Ebrahim Raisi with Ayatollah Ali Khamenei in 2016 : Mohammad Ali Marizad, Tasnim News CC by 4.0 Ebrahim Raisi with Ayatollah Ali Khamenei in 2016 : Mohammad Ali Marizad, Tasnim News CC by 4.0

Iran faces turmoil following its president and foreign minister’s deaths, but continuity is crucial, regardless of June’s election outcome.

Winston Churchill is said to have commented on Soviet politics that it was like watching several dogs fighting underneath a large carpet — it was impossible to determine which was winning. The same could be applied to internal politics in post-revolutionary Iran.

On the face of it, the deaths  of former Iranian president Ebrahim Raisi and his foreign minister Hossein Abdollahianin a helicopter crash in the mountains of north-western Iran was a simple accident. That explanation was made even more plausible by the fact that they were in a US-made helicopter the Shah’s government bought in the 1970s for which, owing to US sanctions, spare parts were difficult to obtain.

But secrecy, a hallmark of the Iranian regime, begets conspiracy.

Speculation began immediately about whether Raisi’s death was the result of regime infighting in anticipation of the election of a new Supreme Leader, given that the incumbent, Ali Khamenei, is 85 and reported to be in poor health. Some claimed to see evidence in pictures of the wreckage that the helicopter had exploded, rather than crashed.

A hardline legacy

Whether his death was an accident or something nefarious, few Iranians will mourn Raisi. A hardline prosecutor in the early years of the Islamic Republic, he presided over tribunals that sentenced thousands of Iranian protesters to death in the 1980s.

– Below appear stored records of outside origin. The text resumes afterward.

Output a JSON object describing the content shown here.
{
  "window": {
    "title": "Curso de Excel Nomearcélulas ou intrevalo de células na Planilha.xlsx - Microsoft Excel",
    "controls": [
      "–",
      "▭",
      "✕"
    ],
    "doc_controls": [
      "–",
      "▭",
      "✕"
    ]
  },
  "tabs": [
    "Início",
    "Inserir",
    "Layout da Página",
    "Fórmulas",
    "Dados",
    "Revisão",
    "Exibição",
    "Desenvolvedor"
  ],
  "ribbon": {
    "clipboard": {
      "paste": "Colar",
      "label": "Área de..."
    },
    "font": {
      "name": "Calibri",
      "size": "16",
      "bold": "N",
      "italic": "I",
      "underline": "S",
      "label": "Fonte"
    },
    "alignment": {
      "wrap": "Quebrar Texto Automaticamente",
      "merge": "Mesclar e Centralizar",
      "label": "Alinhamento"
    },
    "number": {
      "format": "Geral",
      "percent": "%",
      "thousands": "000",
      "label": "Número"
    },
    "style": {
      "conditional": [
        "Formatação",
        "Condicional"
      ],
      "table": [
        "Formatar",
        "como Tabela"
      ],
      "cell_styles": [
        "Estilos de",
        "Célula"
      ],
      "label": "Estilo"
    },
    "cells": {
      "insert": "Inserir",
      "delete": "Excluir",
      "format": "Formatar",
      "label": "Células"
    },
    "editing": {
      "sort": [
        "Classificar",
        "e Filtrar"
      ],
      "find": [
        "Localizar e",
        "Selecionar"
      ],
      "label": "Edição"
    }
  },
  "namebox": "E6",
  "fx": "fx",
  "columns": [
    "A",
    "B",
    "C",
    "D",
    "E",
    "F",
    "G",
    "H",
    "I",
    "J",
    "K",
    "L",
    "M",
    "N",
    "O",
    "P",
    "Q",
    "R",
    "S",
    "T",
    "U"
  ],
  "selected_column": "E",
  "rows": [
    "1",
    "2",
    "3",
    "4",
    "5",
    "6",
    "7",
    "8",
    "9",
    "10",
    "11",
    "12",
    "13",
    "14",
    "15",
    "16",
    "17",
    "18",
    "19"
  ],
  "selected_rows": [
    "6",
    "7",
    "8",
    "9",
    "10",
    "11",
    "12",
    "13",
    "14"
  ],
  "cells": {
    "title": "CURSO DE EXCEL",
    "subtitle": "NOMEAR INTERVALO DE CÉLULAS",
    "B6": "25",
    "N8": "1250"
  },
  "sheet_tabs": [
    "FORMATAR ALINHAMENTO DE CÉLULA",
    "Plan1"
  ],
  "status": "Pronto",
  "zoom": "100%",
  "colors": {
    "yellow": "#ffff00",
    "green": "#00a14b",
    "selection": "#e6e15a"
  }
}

Having risen to Chief Justice of Iran by 2021, his election to the presidency that year was widely regarded as a sham — he won an unlikely 72 percent of the vote on a turnout of 49 percent of eligible voters, the lowest in the history of the Islamic republic.

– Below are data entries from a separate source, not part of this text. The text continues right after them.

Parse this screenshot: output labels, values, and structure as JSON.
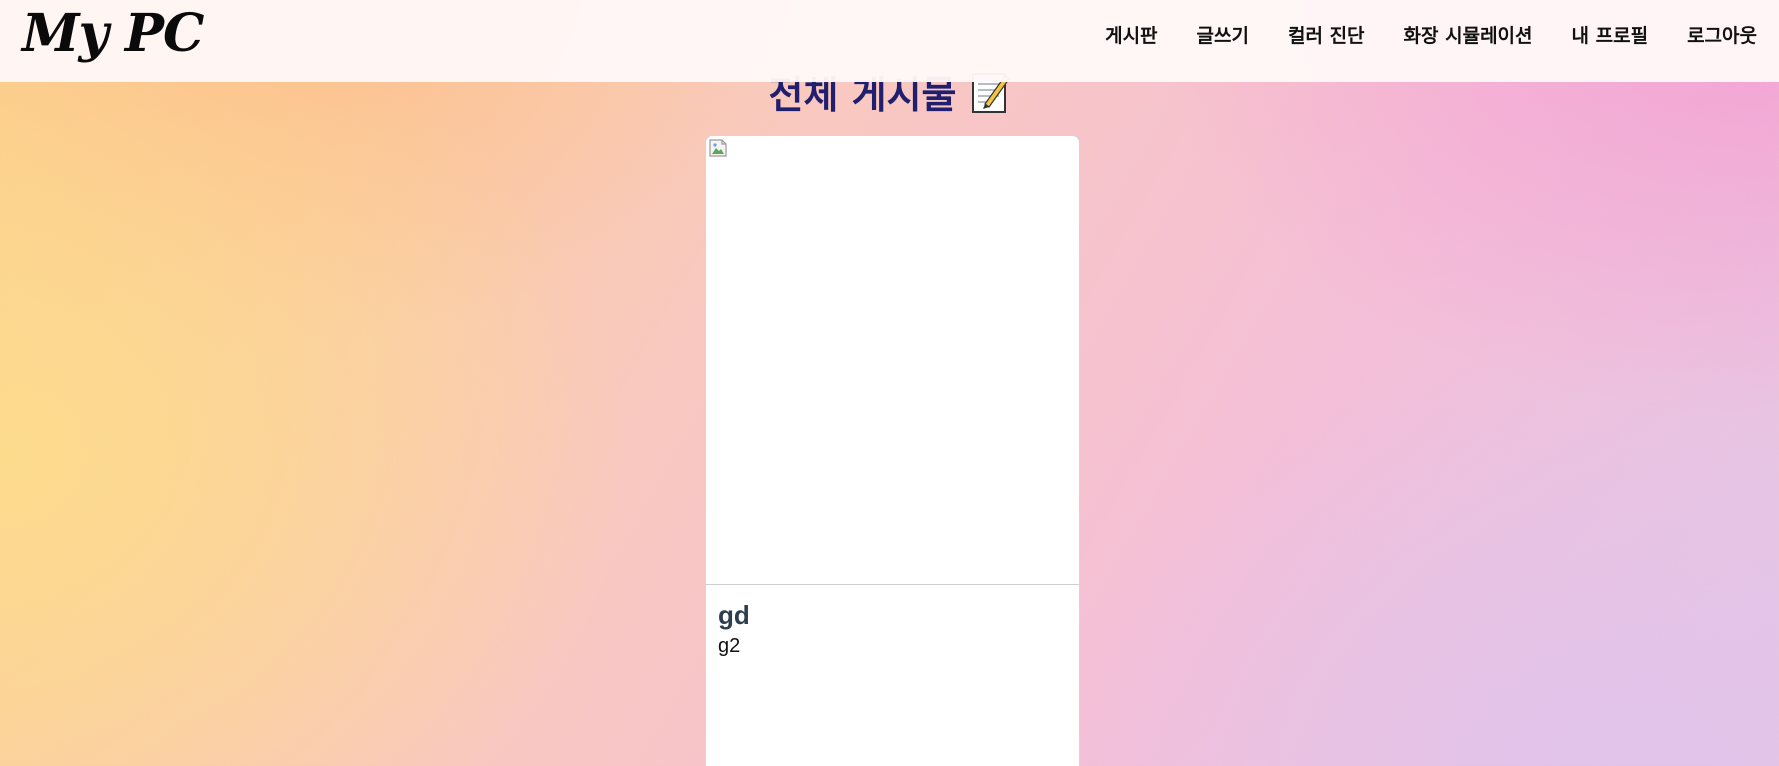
{
  "header": {
    "logo": "My PC",
    "nav": [
      {
        "label": "게시판"
      },
      {
        "label": "글쓰기"
      },
      {
        "label": "컬러 진단"
      },
      {
        "label": "화장 시뮬레이션"
      },
      {
        "label": "내 프로필"
      },
      {
        "label": "로그아웃"
      }
    ]
  },
  "main": {
    "title": "전체 게시물",
    "title_icon": "memo-icon"
  },
  "posts": [
    {
      "title": "gd",
      "content": "g2",
      "image_state": "broken-image-icon"
    }
  ],
  "colors": {
    "header_bg": "#fff8f8",
    "title_color": "#1f1f6e",
    "card_title_color": "#2c3e50"
  }
}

In 2022 he cracked down mercilessly on the women’s rights demonstrations that followed the death in custody of Mahsa Amini, who had been arrested over “bad hijab” — failing to cover her hair sufficiently. More than 500 protesters were killed and 20,000 arrested and tortured, according to the UN Human Rights Council.

He refused to make compromises in negotiations with the US Biden administration that might have restored the deal on Iran’s nuclear ambitions in exchange for sanctions relief , from which former US President Trump withdrew in 2018. In consequence inflation in February this year was 35.8 percent and the black market value of the Iranian rial has plummeted.

Emphasis on continuity

Supreme Leader Khamenei has been at pains since Raisi’s death to assure Iranians that nothing concerning the country’s governance or external relations will change.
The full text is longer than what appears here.